Japan Real Time Charts and Data

Edward Hugh is only able to update this blog from time to time, but he does run a lively Twitter account with plenty of Japan related comment. He also maintains a collection of constantly updated Japan data charts with short updates on a Storify dedicated page Is Japan Once More Back in Deflation?

Thursday, August 21, 2008

Japan's Imports Rebound In July, But Trade Surplus Narrows

Japan's exports rebounded in July, a month which saw China replace the U.S. as the nation's largest customer. Overseas shipments were 8.1 percent from a year earlier, after declining for the first time since 2003 in June, according to data from the Finance Ministry in Tokyo today. Exports to China climbed 16.8 percent while shipments to the U.S. were down 11.5 percent on the year.

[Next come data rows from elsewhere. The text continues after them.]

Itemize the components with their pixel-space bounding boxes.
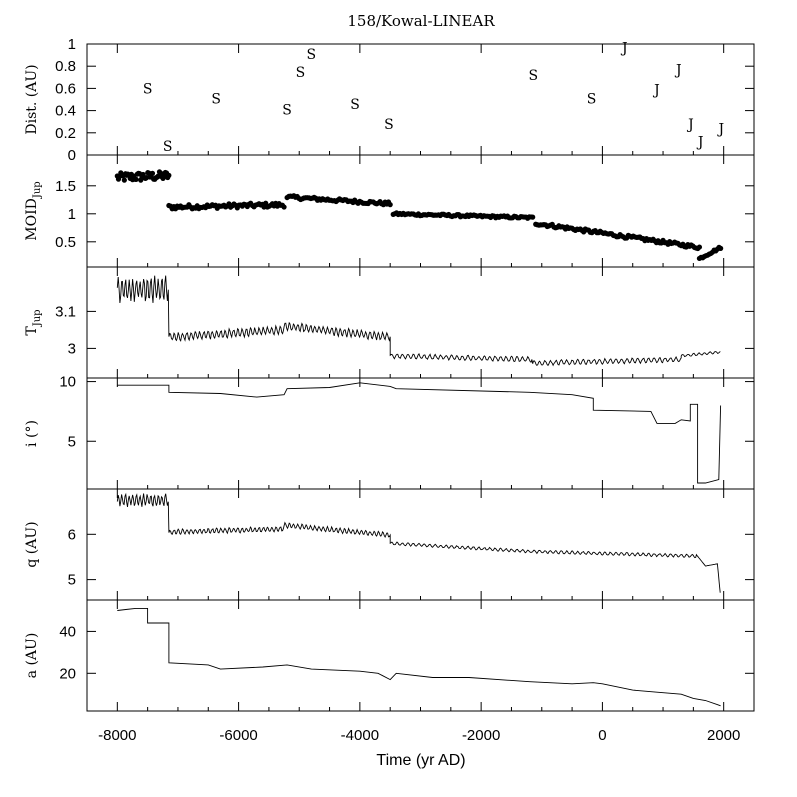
y-tick-label: 20 xyxy=(59,665,76,682)
y-tick-label: 1 xyxy=(68,36,76,53)
encounter-label-S: S xyxy=(307,47,317,63)
panel-frame-a xyxy=(86,599,755,712)
panel-frame-incl xyxy=(86,377,755,490)
panel-frame-moid xyxy=(86,154,755,268)
series-line-a xyxy=(117,607,721,707)
moid-point xyxy=(149,170,156,176)
y-tick-label: 3 xyxy=(68,340,76,357)
y-tick-label: 0.8 xyxy=(55,58,76,75)
x-tick-label: 0 xyxy=(598,727,606,744)
moid-point xyxy=(166,172,172,178)
y-axis-label: TJup xyxy=(24,309,43,335)
moid-point xyxy=(121,177,127,183)
encounter-label-S: S xyxy=(528,68,538,84)
series-line-tjup xyxy=(116,275,721,367)
panel-frame-dist xyxy=(86,43,755,156)
panel-a: 20 40 a (AU) xyxy=(24,599,755,712)
x-tick-label: -8000 xyxy=(98,727,136,744)
encounter-label-S: S xyxy=(296,65,306,81)
y-tick-label: 10 xyxy=(59,374,76,391)
panel-q: 5 6 q (AU) xyxy=(24,488,755,601)
moid-point xyxy=(696,244,703,250)
y-tick-label: 0.4 xyxy=(55,103,76,120)
y-axis-label: Dist. (AU) xyxy=(24,64,40,134)
y-axis-label-sub: Jup xyxy=(32,181,43,199)
encounter-label-S: S xyxy=(350,97,360,113)
y-tick-label: 0.5 xyxy=(55,234,76,251)
y-tick-label: 3.1 xyxy=(55,303,76,320)
y-tick-label: 1 xyxy=(68,206,76,223)
y-axis-label-main: MOID xyxy=(24,198,40,241)
encounter-label-S: S xyxy=(163,139,173,155)
y-tick-label: 40 xyxy=(59,623,76,640)
moid-point xyxy=(530,214,536,220)
series-line-incl xyxy=(117,382,722,484)
y-tick-label: 6 xyxy=(68,526,76,543)
encounter-label-J: J xyxy=(620,40,628,56)
encounter-label-S: S xyxy=(143,81,153,97)
moid-point xyxy=(718,245,724,251)
panel-frame-tjup xyxy=(86,266,755,379)
x-axis-label: Time (yr AD) xyxy=(376,752,465,769)
x-tick-label: -6000 xyxy=(219,727,257,744)
y-axis-label-sub: Jup xyxy=(32,309,43,327)
y-axis-label-main: T xyxy=(24,326,40,336)
y-tick-label: 0.2 xyxy=(55,125,76,142)
y-axis-label: a (AU) xyxy=(24,633,40,679)
encounter-label-J: J xyxy=(686,117,694,133)
encounter-label-S: S xyxy=(282,102,292,118)
moid-point xyxy=(133,176,139,182)
y-axis-label: i (°) xyxy=(24,420,40,447)
y-tick-label: 0 xyxy=(68,147,76,164)
encounter-label-J: J xyxy=(716,121,724,137)
panel-incl: 5 10 i (°) xyxy=(24,374,755,490)
panel-tjup: 3 3.1 TJup xyxy=(24,266,755,379)
encounter-label-J: J xyxy=(696,135,704,151)
x-tick-label: -4000 xyxy=(341,727,379,744)
encounter-label-J: J xyxy=(652,83,660,99)
series-line-q xyxy=(116,492,721,593)
encounter-label-S: S xyxy=(211,91,221,107)
y-tick-label: 5 xyxy=(68,433,76,450)
y-axis-label: MOIDJup xyxy=(24,181,43,240)
x-tick-label: 2000 xyxy=(707,727,740,744)
chart-title: 158/Kowal-LINEAR xyxy=(347,12,495,30)
encounter-label-S: S xyxy=(384,117,394,133)
y-axis-label: q (AU) xyxy=(24,521,40,567)
encounter-label-S: S xyxy=(587,91,597,107)
panel-moid: 0.5 1 1.5 MOIDJup xyxy=(24,154,755,268)
y-tick-label: 0.6 xyxy=(55,80,76,97)
moid-point xyxy=(387,202,393,208)
encounter-label-J: J xyxy=(674,63,682,79)
y-tick-label: 1.5 xyxy=(55,178,76,195)
x-axis: -8000 -6000 -4000 -2000 0 2000 xyxy=(98,727,740,744)
x-tick-label: -2000 xyxy=(462,727,500,744)
moid-point xyxy=(281,204,287,210)
y-tick-label: 5 xyxy=(68,572,76,589)
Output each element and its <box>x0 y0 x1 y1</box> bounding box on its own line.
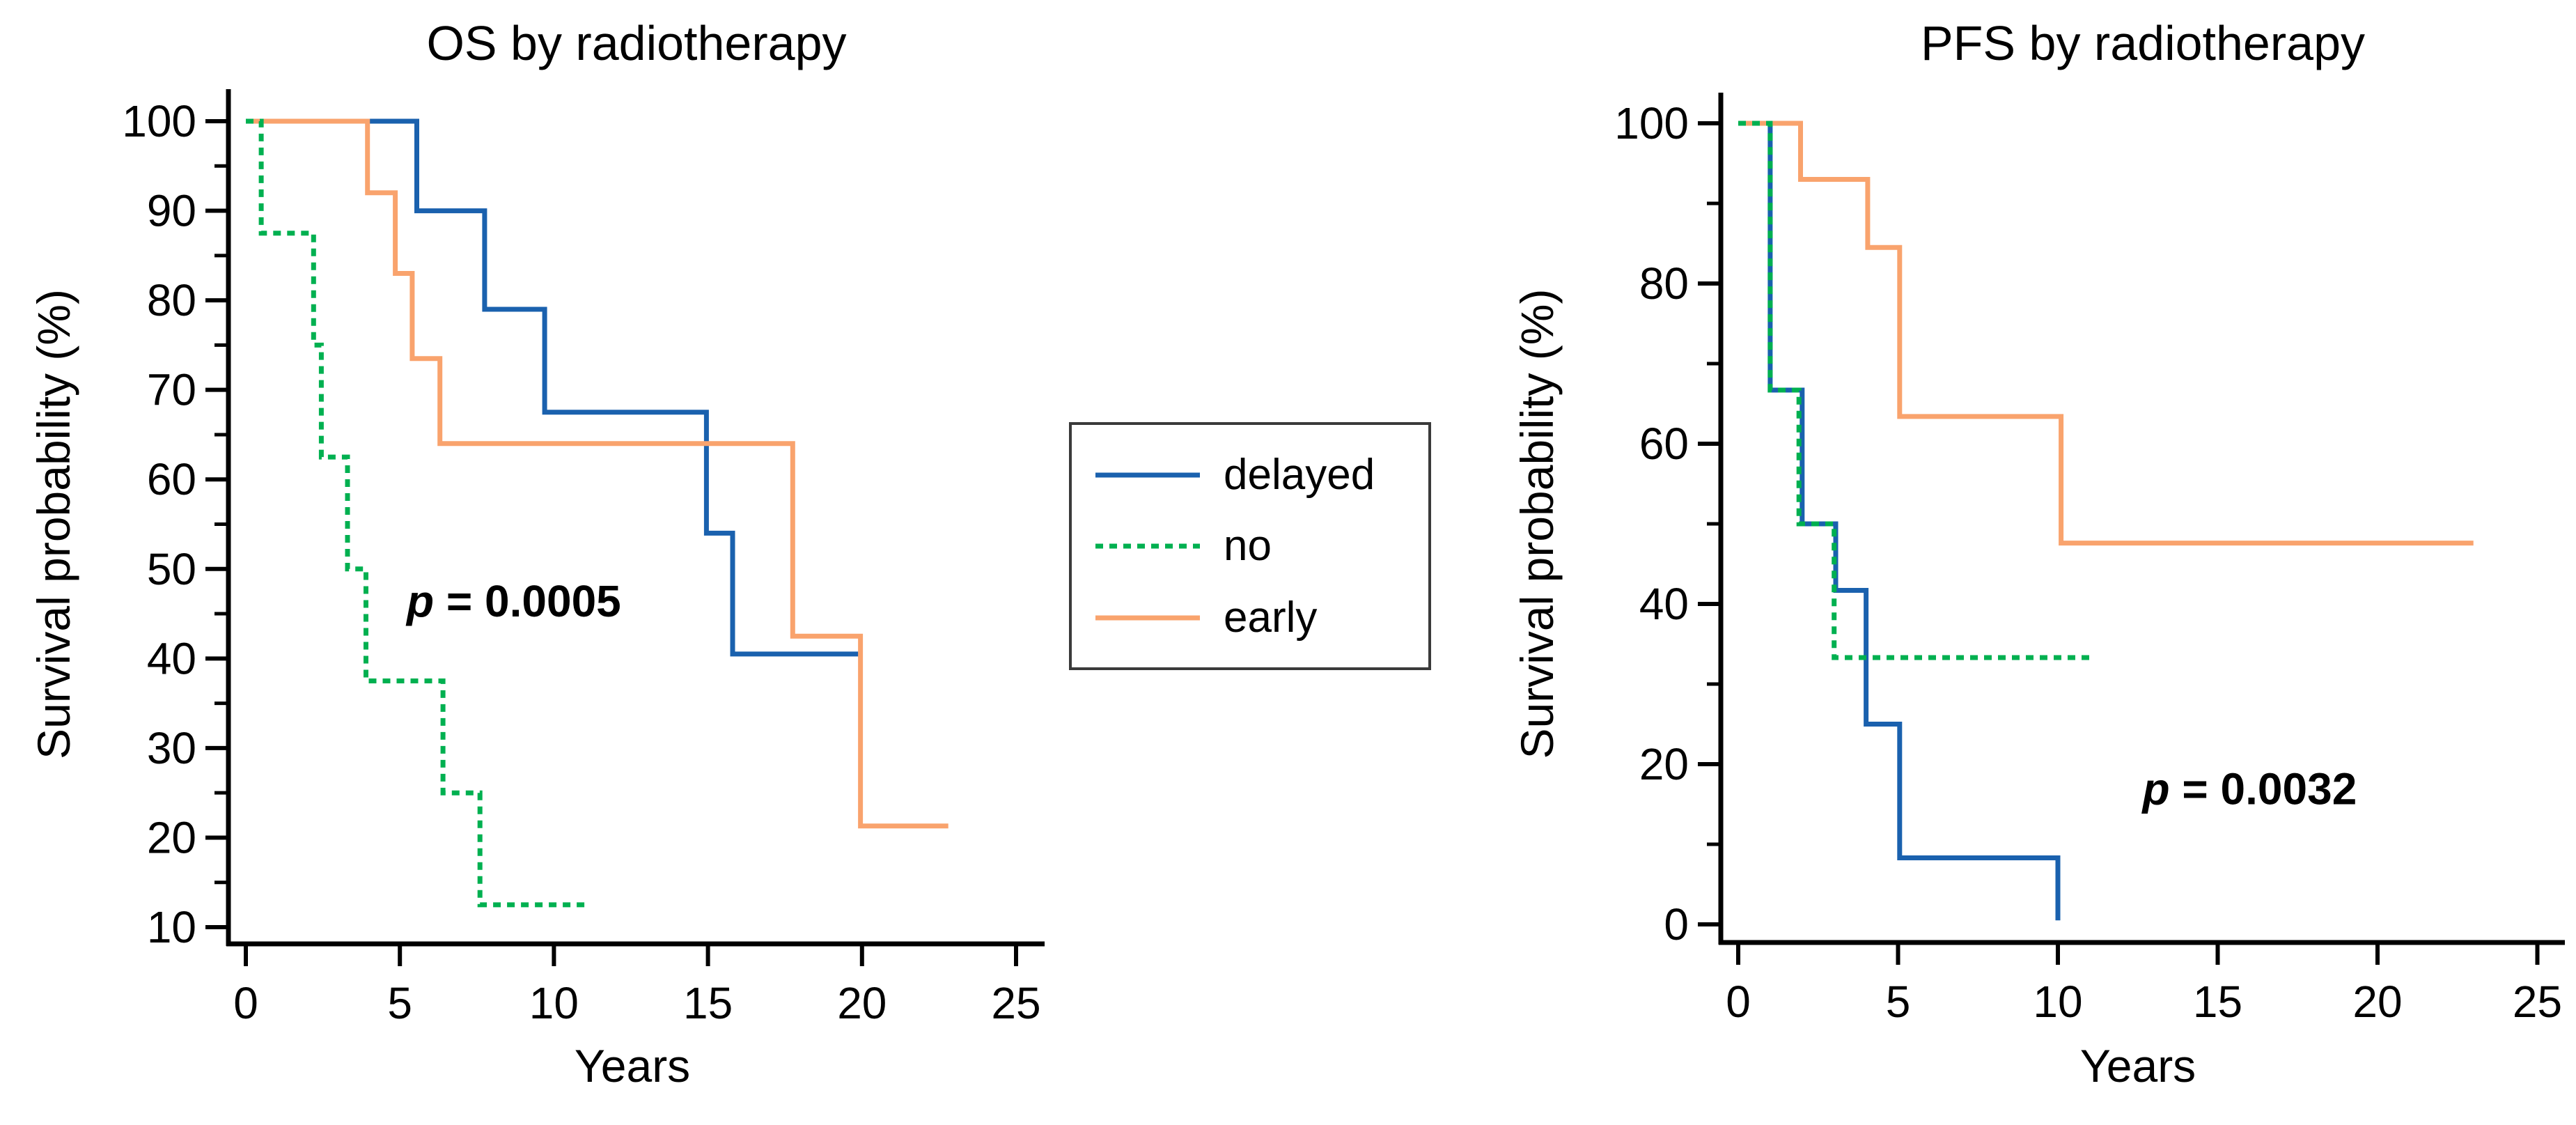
x-tick-label: 20 <box>2352 977 2402 1027</box>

Exports to China rose to a record 1.29 trillion yen, exceeding the value of those sent to the U.S. for the first time. Shipments to the U.S. fell to 1.28 trillion yen, the 11th consecutive month of annual decline. Goods shipped to Asia advanced 12.7 percent to 3.86 trillion yen, the highest ever, and exports to Europe gained 4.1 percent, the first increase in three months.

Imports however also surged by 18.2 percent last month, the fastest pace in two years, narrowing the trade surplus to 91.1 billion yen ($830 million). Oil climbed to a record $147 a barrel in July. Japan imports virtually all of its fuel. So - as we can see in the chart below - in headline GDP terms the net trade effect is declining steadily at the moment. And bond prices rose and yields fell on the trade deficit news, with the yield on the 1.5 percent bond due June 2018 falling 3 basis points to 1.41 percent at 4:18 p.m. in Tokyo at Japan Bond Trading Co., Japan's largest interdealer debt broker. The price rose 0.260 yen to 100.776 yen. The yield is now at its lowest level since April 21.

Imports to many emerging economies continued to grow, with Russia up an annual 45.8%, Indonesia up an annual 35.4%, Vietnam an annual 27.2% and Brazil and annual 50.5%. Of course all of these are oil exporters, and imports from them all rose substantially too.